If compliance with obligations is not impossible, but more expensive, is there a solution under Colombian law?
If the fulfillment of the obligations becomes considerably more expensive, but not impossible, it would not be a case of force majeure or fortuitous event.
However, it could be a phenomenon of contractual unpredictability -for contracts between individuals- or economic imbalance -for contracts with the State-.
The general rule is that, meeting certain particular requirements for each case, the contract is not terminated, but rather that a judge readjusts its terms to adapt to new unforeseen circumstances. It is also possible that the contract includes adjustment mechanisms that do not require going to the judge or arbitral tribunal.
Can there be other consequences under Colombian law if a contract is not fulfilled for events derived from COVID-19?

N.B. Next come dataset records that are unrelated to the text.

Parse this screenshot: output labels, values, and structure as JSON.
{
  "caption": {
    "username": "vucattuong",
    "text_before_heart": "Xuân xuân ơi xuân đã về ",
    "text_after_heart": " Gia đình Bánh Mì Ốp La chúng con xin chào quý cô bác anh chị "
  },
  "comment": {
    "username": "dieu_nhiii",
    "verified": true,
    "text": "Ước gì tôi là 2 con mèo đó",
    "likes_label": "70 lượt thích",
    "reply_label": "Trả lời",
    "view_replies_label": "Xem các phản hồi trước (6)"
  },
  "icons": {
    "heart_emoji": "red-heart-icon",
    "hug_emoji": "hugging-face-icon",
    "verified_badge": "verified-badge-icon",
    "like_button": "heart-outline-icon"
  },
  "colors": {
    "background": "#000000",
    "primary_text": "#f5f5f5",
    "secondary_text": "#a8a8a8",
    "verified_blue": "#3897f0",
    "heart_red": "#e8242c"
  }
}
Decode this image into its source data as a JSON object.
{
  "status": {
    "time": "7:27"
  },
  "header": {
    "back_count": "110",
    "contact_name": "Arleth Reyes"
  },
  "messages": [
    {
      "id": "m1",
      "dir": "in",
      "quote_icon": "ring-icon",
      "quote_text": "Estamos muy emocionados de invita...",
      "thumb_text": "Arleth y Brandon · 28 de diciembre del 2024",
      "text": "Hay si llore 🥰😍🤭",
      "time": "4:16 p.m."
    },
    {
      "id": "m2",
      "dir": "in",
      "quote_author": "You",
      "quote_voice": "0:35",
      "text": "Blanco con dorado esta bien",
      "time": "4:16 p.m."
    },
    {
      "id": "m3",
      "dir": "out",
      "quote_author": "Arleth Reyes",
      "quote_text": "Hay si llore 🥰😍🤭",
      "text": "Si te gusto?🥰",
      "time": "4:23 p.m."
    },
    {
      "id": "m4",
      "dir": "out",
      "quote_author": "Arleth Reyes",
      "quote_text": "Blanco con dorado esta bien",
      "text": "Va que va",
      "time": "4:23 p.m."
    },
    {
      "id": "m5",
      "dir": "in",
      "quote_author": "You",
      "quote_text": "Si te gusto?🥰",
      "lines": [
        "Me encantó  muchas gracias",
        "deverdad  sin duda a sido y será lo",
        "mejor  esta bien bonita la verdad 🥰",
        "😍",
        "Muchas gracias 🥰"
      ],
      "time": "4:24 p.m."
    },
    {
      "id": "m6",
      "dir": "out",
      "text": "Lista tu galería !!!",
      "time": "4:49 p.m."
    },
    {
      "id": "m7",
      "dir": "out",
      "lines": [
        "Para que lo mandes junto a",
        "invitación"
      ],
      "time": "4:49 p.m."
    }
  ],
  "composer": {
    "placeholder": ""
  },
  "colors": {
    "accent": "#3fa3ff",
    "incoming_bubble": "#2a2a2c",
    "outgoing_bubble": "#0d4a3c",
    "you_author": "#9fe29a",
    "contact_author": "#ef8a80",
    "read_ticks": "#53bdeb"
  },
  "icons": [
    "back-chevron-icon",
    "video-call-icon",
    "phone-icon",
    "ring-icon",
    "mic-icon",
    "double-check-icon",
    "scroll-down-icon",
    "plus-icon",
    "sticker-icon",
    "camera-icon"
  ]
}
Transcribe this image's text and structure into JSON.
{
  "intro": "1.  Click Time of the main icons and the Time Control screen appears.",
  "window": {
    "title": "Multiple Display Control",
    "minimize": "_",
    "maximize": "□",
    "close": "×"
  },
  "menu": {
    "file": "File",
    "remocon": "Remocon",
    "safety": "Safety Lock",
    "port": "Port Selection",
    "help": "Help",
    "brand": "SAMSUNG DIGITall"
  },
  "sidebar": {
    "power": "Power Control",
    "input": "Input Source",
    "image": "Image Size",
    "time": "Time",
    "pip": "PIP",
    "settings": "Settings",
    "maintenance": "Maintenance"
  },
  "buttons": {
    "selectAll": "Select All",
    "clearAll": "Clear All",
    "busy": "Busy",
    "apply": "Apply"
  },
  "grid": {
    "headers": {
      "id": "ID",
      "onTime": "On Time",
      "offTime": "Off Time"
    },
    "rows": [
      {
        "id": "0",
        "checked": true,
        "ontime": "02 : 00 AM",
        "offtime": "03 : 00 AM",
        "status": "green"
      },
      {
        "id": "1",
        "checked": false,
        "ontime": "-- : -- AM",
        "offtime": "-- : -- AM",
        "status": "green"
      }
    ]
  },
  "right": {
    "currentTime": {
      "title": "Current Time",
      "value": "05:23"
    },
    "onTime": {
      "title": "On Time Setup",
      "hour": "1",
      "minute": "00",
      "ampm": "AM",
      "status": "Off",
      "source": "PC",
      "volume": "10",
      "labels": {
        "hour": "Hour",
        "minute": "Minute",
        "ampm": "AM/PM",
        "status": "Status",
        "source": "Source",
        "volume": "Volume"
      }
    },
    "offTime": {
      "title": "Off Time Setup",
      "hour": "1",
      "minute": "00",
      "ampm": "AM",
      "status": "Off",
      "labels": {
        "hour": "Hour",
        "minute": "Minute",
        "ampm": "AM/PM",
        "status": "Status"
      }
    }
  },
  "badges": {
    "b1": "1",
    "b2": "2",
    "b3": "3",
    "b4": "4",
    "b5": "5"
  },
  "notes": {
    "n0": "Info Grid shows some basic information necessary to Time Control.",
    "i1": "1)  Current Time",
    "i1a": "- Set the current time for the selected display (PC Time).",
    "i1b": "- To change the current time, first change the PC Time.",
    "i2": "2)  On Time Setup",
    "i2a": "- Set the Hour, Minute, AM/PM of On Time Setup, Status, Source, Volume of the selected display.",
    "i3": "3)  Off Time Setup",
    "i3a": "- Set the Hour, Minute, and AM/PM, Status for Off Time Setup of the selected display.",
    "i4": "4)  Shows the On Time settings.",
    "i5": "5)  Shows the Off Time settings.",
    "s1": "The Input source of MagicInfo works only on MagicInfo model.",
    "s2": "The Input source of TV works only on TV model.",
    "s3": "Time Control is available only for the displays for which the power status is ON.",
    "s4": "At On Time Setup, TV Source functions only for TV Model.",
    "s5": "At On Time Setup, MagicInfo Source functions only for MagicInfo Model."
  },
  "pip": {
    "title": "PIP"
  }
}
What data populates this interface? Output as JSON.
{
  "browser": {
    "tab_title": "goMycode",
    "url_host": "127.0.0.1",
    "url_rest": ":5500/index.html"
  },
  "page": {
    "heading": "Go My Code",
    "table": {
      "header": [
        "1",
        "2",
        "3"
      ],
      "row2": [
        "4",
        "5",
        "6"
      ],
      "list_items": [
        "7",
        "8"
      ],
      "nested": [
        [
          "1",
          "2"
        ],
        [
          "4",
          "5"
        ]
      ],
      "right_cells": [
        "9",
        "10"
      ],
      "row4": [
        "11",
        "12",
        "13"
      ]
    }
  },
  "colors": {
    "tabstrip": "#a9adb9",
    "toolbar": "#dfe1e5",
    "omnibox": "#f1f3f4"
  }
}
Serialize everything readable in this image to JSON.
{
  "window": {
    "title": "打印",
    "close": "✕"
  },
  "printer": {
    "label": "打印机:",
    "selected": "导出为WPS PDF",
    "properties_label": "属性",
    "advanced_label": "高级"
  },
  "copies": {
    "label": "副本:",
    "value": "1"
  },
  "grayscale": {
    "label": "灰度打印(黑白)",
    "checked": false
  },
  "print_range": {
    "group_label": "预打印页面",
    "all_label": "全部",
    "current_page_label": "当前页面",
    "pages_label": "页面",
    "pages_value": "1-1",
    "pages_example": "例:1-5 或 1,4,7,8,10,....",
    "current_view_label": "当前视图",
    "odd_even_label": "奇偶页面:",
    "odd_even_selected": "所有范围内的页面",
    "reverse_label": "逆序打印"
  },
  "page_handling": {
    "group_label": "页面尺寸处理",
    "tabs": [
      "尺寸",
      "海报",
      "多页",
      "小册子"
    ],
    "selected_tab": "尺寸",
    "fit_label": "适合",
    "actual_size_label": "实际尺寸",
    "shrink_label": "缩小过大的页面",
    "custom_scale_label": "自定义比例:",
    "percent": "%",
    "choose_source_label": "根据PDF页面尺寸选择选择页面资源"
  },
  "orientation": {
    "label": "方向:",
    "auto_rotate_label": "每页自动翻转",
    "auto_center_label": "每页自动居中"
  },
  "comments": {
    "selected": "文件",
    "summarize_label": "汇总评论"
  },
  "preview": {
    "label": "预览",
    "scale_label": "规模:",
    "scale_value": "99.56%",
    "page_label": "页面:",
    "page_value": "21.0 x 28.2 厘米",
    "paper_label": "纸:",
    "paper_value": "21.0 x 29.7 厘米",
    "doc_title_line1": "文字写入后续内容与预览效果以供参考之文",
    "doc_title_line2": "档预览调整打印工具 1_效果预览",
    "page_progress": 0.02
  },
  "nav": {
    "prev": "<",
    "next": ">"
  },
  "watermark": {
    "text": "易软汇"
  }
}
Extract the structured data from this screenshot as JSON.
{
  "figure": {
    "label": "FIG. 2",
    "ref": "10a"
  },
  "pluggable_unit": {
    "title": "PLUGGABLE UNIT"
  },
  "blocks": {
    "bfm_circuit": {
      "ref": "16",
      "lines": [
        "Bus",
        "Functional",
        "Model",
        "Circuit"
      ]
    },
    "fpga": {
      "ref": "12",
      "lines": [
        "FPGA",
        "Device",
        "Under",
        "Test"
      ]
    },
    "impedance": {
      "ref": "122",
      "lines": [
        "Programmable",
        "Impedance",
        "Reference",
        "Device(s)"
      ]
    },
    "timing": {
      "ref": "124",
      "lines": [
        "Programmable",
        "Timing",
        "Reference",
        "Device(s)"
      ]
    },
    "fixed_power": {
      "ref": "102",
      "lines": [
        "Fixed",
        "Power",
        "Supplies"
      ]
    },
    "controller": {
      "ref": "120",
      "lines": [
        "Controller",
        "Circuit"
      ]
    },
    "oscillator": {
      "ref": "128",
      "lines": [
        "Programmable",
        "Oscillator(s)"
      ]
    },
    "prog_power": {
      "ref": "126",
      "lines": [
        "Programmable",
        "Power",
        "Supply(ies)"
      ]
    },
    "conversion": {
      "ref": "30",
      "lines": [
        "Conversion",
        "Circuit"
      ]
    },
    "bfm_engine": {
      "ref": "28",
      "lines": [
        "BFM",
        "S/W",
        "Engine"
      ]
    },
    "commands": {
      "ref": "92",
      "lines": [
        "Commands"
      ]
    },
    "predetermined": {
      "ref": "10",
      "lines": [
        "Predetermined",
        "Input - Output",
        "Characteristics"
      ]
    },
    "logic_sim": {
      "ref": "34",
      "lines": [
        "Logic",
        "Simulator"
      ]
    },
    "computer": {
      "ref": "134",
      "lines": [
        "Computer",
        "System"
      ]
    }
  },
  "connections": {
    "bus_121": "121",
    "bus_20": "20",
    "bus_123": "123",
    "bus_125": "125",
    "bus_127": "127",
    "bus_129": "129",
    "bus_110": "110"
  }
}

In the event that the force majeure requirements are not met, but COVID-19 or events derived from it have had a decisive impact on the fulfillment of the contract, despite the diligence of the debtor, it may be considered a decrease in the fault or even exoneration for absence of fault, depending on the content and scope of the obligation.
For contracts that have not been signed or are being signed so far, how to regulate the possible effects of COVID-19?
For contracts that are being signed so far, COVID-19 would no longer be an unforeseeable event, so it is advisable to regulate the distribution of possible risks derived from this situation between the parties. For example:
- Carry out judicious due diligence exercises to identify the main risks of itself and of the counterparty in order to comply with its obligations.
- Specify by consideration ones, declarations or guarantees the capacity of each of the parties to respond for the obligations of the contract given the emergency of COVID-19.
- Establish insurance policies or other guarantees that allow to protect some of the risks derived from COVID-19 or successive events.
- Establish periods of suspension of obligations if compliance is impossible or excessively costly.
- Provide flexible terms and conditions for the fulfillment of obligations, with clear and timely information duties on the part of all contracting parties regarding their compliance status.
- Assign the risk of losses or higher costs to any of the parties, or distribute it among them.
- Establish resolution conditions or allow the exemption of responsibility from certain obligations as a result of COVID-19 or events derived from it.
- Regulate possible scenarios of early termination of the contract due to events that prevent the parties from substantially complying with their obligations.
In any case, it is possible that unforeseen situations or consequences arising from the health emergency may arise in the future, which will have to be evaluated in due course to determine whether they meet the requirements of force majeure or unforeseen circumstances.